Martin Fayulu, candidat unique de l’opposition

L’opposition de la RDC a désormais un candidat unique à l’élection présidentielle du 23 décembre 2018. C’est Martin Fayulu désigné par les 7 ténors de l’opposition réunis à Genève, en Suisse. Martin Fayulu se battra contre le candidat du FCC, Emmanuel Ramazani Shadari pour obtenir le mandat du peuple de diriger la RDC à partir de janvier 2019.

L’élection présidentielle de 2018 en RDC nous livre des surprises et de nouveautés. Se référant au modèle occidental, aux Etats-Unis et en France pour ne citer que les deux, les acteurs politiques congolais ont choisi aussi de bipolariser la scène politique, avec deux camps et deux candidats pour éviter disperser les efforts communs respectifs. Ce duel entre Shadary et Fayulu fera date et apportera du bien à la démocratie, autant le changement à la tête du pays, avec au bout la passation de pouvoir entre le président élu entrant et le président élu sortant.

Mais tout le problème réside au niveau de la solidité et de la fiabilité des deux blocs d’alliances, d’un côté le FCC et de l’autre côté l’opposition. Dans quel contexte et dans quelles conditions ces deux blocs se sont formés. Vont-ils résister à l’après élection du 23 décembre ? Il est clair qu’ils se sont formés par nécessité et contrainte politique.  La configuration du FCC pourra certainement changer, après les élections et la distribution des cartes des cadres et membres qui le composent aujourd’hui, cadres dont la majorité est aux affaires. En quelque sorte, on adhère au FCC pour conserver son poste et non par conviction politique. Il ne serait pas étonnant de voir certains cadres, partis politiques et plates-formes du FCC basculer dans l’opposition en 2019. C’est le camp de l’opposition qui nous semble fragile.

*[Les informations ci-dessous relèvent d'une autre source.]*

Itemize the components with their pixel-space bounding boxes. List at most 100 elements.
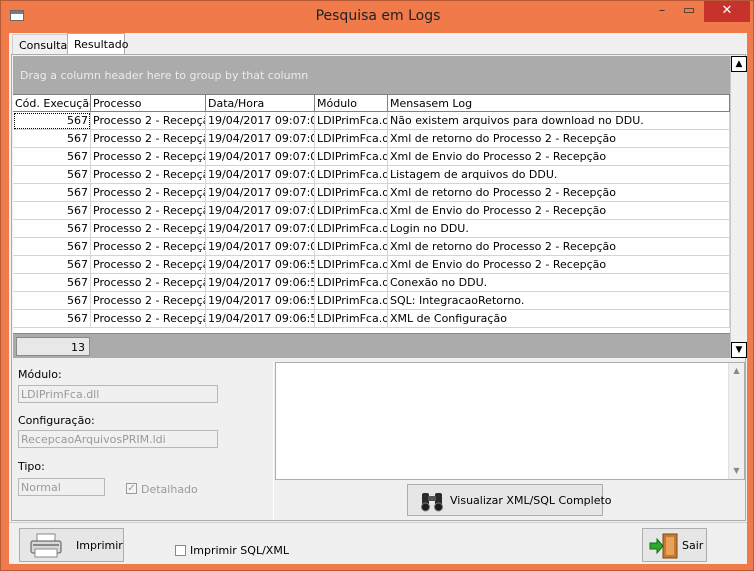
configuracao-field[interactable]: RecepcaoArquivosPRIM.ldi bbox=[18, 430, 218, 448]
cell-cod-execucao[interactable]: 567 bbox=[13, 130, 91, 148]
cell-cod-execucao[interactable]: 567 bbox=[13, 274, 91, 292]
cell-processo[interactable]: Processo 2 - Recepção bbox=[91, 130, 206, 148]
cell-mensagem-log[interactable]: Conexão no DDU. bbox=[388, 274, 730, 292]
cell-data-hora[interactable]: 19/04/2017 09:07:01 bbox=[206, 238, 315, 256]
cell-modulo[interactable]: LDIPrimFca.dll bbox=[315, 310, 388, 328]
memo-vertical-scrollbar[interactable]: ▲ ▼ bbox=[728, 363, 744, 479]
table-row[interactable]: 567 Processo 2 - Recepção 19/04/2017 09:07… bbox=[13, 202, 730, 220]
cell-mensagem-log[interactable]: Xml de retorno do Processo 2 - Recepção bbox=[388, 130, 730, 148]
cell-mensagem-log[interactable]: XML de Configuração bbox=[388, 310, 730, 328]
detalhado-checkbox[interactable]: ✓ bbox=[126, 483, 137, 494]
cell-mensagem-log[interactable]: Xml de Envio do Processo 2 - Recepção bbox=[388, 256, 730, 274]
memo-scroll-up-icon[interactable]: ▲ bbox=[729, 363, 744, 378]
cell-modulo[interactable]: LDIPrimFca.dll bbox=[315, 220, 388, 238]
cell-modulo[interactable]: LDIPrimFca.dll bbox=[315, 202, 388, 220]
column-header-modulo[interactable]: Módulo bbox=[315, 95, 388, 112]
cell-cod-execucao[interactable]: 567 bbox=[13, 310, 91, 328]
cell-data-hora[interactable]: 19/04/2017 09:07:01 bbox=[206, 220, 315, 238]
cell-processo[interactable]: Processo 2 - Recepção bbox=[91, 148, 206, 166]
cell-processo[interactable]: Processo 2 - Recepção bbox=[91, 292, 206, 310]
group-by-panel[interactable]: Drag a column header here to group by th… bbox=[13, 56, 730, 94]
title-bar[interactable]: Pesquisa em Logs – ▭ ✕ bbox=[1, 1, 754, 33]
cell-cod-execucao[interactable]: 567 bbox=[13, 292, 91, 310]
table-row[interactable]: 567 Processo 2 - Recepção 19/04/2017 09:07… bbox=[13, 148, 730, 166]
cell-data-hora[interactable]: 19/04/2017 09:07:03 bbox=[206, 148, 315, 166]
cell-data-hora[interactable]: 19/04/2017 09:06:59 bbox=[206, 292, 315, 310]
sair-button[interactable]: Sair bbox=[642, 528, 707, 562]
modulo-field[interactable]: LDIPrimFca.dll bbox=[18, 385, 218, 403]
scroll-down-arrow-icon[interactable]: ▼ bbox=[731, 342, 747, 358]
cell-cod-execucao[interactable]: 567 bbox=[13, 256, 91, 274]
cell-modulo[interactable]: LDIPrimFca.dll bbox=[315, 148, 388, 166]
table-row[interactable]: 567 Processo 2 - Recepção 19/04/2017 09:06… bbox=[13, 256, 730, 274]
cell-data-hora[interactable]: 19/04/2017 09:07:01 bbox=[206, 202, 315, 220]
memo-scroll-down-icon[interactable]: ▼ bbox=[729, 463, 744, 478]
cell-mensagem-log[interactable]: Xml de retorno do Processo 2 - Recepção bbox=[388, 184, 730, 202]
tab-consulta[interactable]: Consulta bbox=[12, 34, 68, 55]
grid-vertical-scrollbar[interactable]: ▲ ▼ bbox=[730, 56, 747, 358]
cell-cod-execucao[interactable]: 567 bbox=[13, 184, 91, 202]
cell-processo[interactable]: Processo 2 - Recepção bbox=[91, 112, 206, 130]
cell-modulo[interactable]: LDIPrimFca.dll bbox=[315, 256, 388, 274]
tab-resultado[interactable]: Resultado bbox=[67, 33, 128, 55]
table-row[interactable]: 567 Processo 2 - Recepção 19/04/2017 09:07… bbox=[13, 238, 730, 256]
column-header-data-hora[interactable]: Data/Hora bbox=[206, 95, 315, 112]
cell-data-hora[interactable]: 19/04/2017 09:07:04 bbox=[206, 112, 315, 130]
cell-cod-execucao[interactable]: 567 bbox=[13, 112, 91, 130]
cell-processo[interactable]: Processo 2 - Recepção bbox=[91, 238, 206, 256]
cell-data-hora[interactable]: 19/04/2017 09:06:59 bbox=[206, 256, 315, 274]
cell-mensagem-log[interactable]: Não existem arquivos para download no DD… bbox=[388, 112, 730, 130]
cell-mensagem-log[interactable]: Xml de retorno do Processo 2 - Recepção bbox=[388, 238, 730, 256]
close-button[interactable]: ✕ bbox=[704, 1, 750, 22]
cell-data-hora[interactable]: 19/04/2017 09:07:04 bbox=[206, 130, 315, 148]
table-row[interactable]: 567 Processo 2 - Recepção 19/04/2017 09:07… bbox=[13, 130, 730, 148]
cell-modulo[interactable]: LDIPrimFca.dll bbox=[315, 274, 388, 292]
cell-processo[interactable]: Processo 2 - Recepção bbox=[91, 310, 206, 328]
cell-cod-execucao[interactable]: 567 bbox=[13, 202, 91, 220]
table-row[interactable]: 567 Processo 2 - Recepção 19/04/2017 09:07… bbox=[13, 112, 730, 130]
scroll-thumb[interactable] bbox=[732, 73, 746, 323]
cell-cod-execucao[interactable]: 567 bbox=[13, 238, 91, 256]
cell-mensagem-log[interactable]: Login no DDU. bbox=[388, 220, 730, 238]
table-row[interactable]: 567 Processo 2 - Recepção 19/04/2017 09:06… bbox=[13, 310, 730, 328]
visualizar-xml-sql-button[interactable]: Visualizar XML/SQL Completo bbox=[407, 484, 612, 516]
cell-data-hora[interactable]: 19/04/2017 09:07:03 bbox=[206, 184, 315, 202]
cell-modulo[interactable]: LDIPrimFca.dll bbox=[315, 130, 388, 148]
cell-processo[interactable]: Processo 2 - Recepção bbox=[91, 256, 206, 274]
imprimir-sql-xml-checkbox[interactable] bbox=[175, 545, 186, 556]
cell-data-hora[interactable]: 19/04/2017 09:06:59 bbox=[206, 274, 315, 292]
cell-modulo[interactable]: LDIPrimFca.dll bbox=[315, 238, 388, 256]
cell-processo[interactable]: Processo 2 - Recepção bbox=[91, 184, 206, 202]
table-row[interactable]: 567 Processo 2 - Recepção 19/04/2017 09:06… bbox=[13, 274, 730, 292]
cell-processo[interactable]: Processo 2 - Recepção bbox=[91, 202, 206, 220]
cell-data-hora[interactable]: 19/04/2017 09:07:03 bbox=[206, 166, 315, 184]
cell-mensagem-log[interactable]: Xml de Envio do Processo 2 - Recepção bbox=[388, 148, 730, 166]
tipo-field[interactable]: Normal bbox=[18, 478, 105, 496]
cell-mensagem-log[interactable]: Xml de Envio do Processo 2 - Recepção bbox=[388, 202, 730, 220]
minimize-button[interactable]: – bbox=[649, 1, 675, 22]
cell-modulo[interactable]: LDIPrimFca.dll bbox=[315, 166, 388, 184]
column-header-mensagem-log[interactable]: Mensasem Log bbox=[388, 95, 730, 112]
scroll-up-arrow-icon[interactable]: ▲ bbox=[731, 56, 747, 72]
cell-data-hora[interactable]: 19/04/2017 09:06:59 bbox=[206, 310, 315, 328]
cell-modulo[interactable]: LDIPrimFca.dll bbox=[315, 292, 388, 310]
maximize-button[interactable]: ▭ bbox=[676, 1, 702, 22]
cell-modulo[interactable]: LDIPrimFca.dll bbox=[315, 184, 388, 202]
cell-mensagem-log[interactable]: SQL: IntegracaoRetorno. bbox=[388, 292, 730, 310]
table-row[interactable]: 567 Processo 2 - Recepção 19/04/2017 09:06… bbox=[13, 292, 730, 310]
cell-processo[interactable]: Processo 2 - Recepção bbox=[91, 166, 206, 184]
xml-sql-memo[interactable]: ▲ ▼ bbox=[275, 362, 745, 480]
imprimir-button[interactable]: Imprimir bbox=[19, 528, 124, 562]
table-row[interactable]: 567 Processo 2 - Recepção 19/04/2017 09:07… bbox=[13, 184, 730, 202]
table-row[interactable]: 567 Processo 2 - Recepção 19/04/2017 09:07… bbox=[13, 220, 730, 238]
cell-cod-execucao[interactable]: 567 bbox=[13, 148, 91, 166]
cell-modulo[interactable]: LDIPrimFca.dll bbox=[315, 112, 388, 130]
table-row[interactable]: 567 Processo 2 - Recepção 19/04/2017 09:07… bbox=[13, 166, 730, 184]
cell-processo[interactable]: Processo 2 - Recepção bbox=[91, 274, 206, 292]
cell-cod-execucao[interactable]: 567 bbox=[13, 220, 91, 238]
cell-mensagem-log[interactable]: Listagem de arquivos do DDU. bbox=[388, 166, 730, 184]
column-header-cod-execucao[interactable]: Cód. Execução bbox=[13, 95, 91, 112]
cell-processo[interactable]: Processo 2 - Recepção bbox=[91, 220, 206, 238]
results-grid[interactable]: Drag a column header here to group by th… bbox=[13, 56, 730, 358]
cell-cod-execucao[interactable]: 567 bbox=[13, 166, 91, 184]
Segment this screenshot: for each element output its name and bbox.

Si Martin Fayulu a été désigné, il l’a été sous pression interne de l’opposition où règnent des nombreuses contradictions et sous les pressions externes des nombreux partenaires de l’opposition dont la majorité au pouvoir. L’opposition, c’est des candidats écartés ou invalidés de la course présidentielle. C’est aussi des candidats avec des dossiers compromettants du passé exhumés par la majorité et qui les affaiblissent.  Dans quelle mesure cette opposition pourrait-elle  conserver son unité avec ou sans la victoire aux prochaines élections d’autant plus qu’elle se construit déjà sur des bases instables.  De toutes les façons, les militants des partis de l’opposition n’ont pas encore dit leur dernier mot.

Un deuxième défi réside au niveau des moyens à mobiliser pour organiser et gagner les élections pour chaque camp. Des accusations sérieuses sont enregistrées à l’endroit du FCC accusé d’utilisation illégale des moyens de l’Etat par ses membres. Les interrogations portent aussi sur les coordonnateurs du FCC en province, qui sont dans la majorité, des gouverneurs de Province en fonction. Le cumul des fonctions est-il permis par la loi électorale ? La majorité s’en défend, sans convaincre. Insuffisance de preuve sans doute. On pourrait dire que le temps est défaveur de l’opposition qui dispose de dix jours pour réunir les moyens pour organiser la campagne à partir du 22 du mois en cours. A peine désigné, Martin Fayulu aura du mal à réunir et organiser ses troupes devant les contestations des parties prenantes de l’opposition. Ensuite, il aura du mal de relever le défi de faire écarter l’usage de la machine à voter et la révision du fichier électoral.

De toutes façons, la désignation de Martin Fayulu relance tous les espoirs.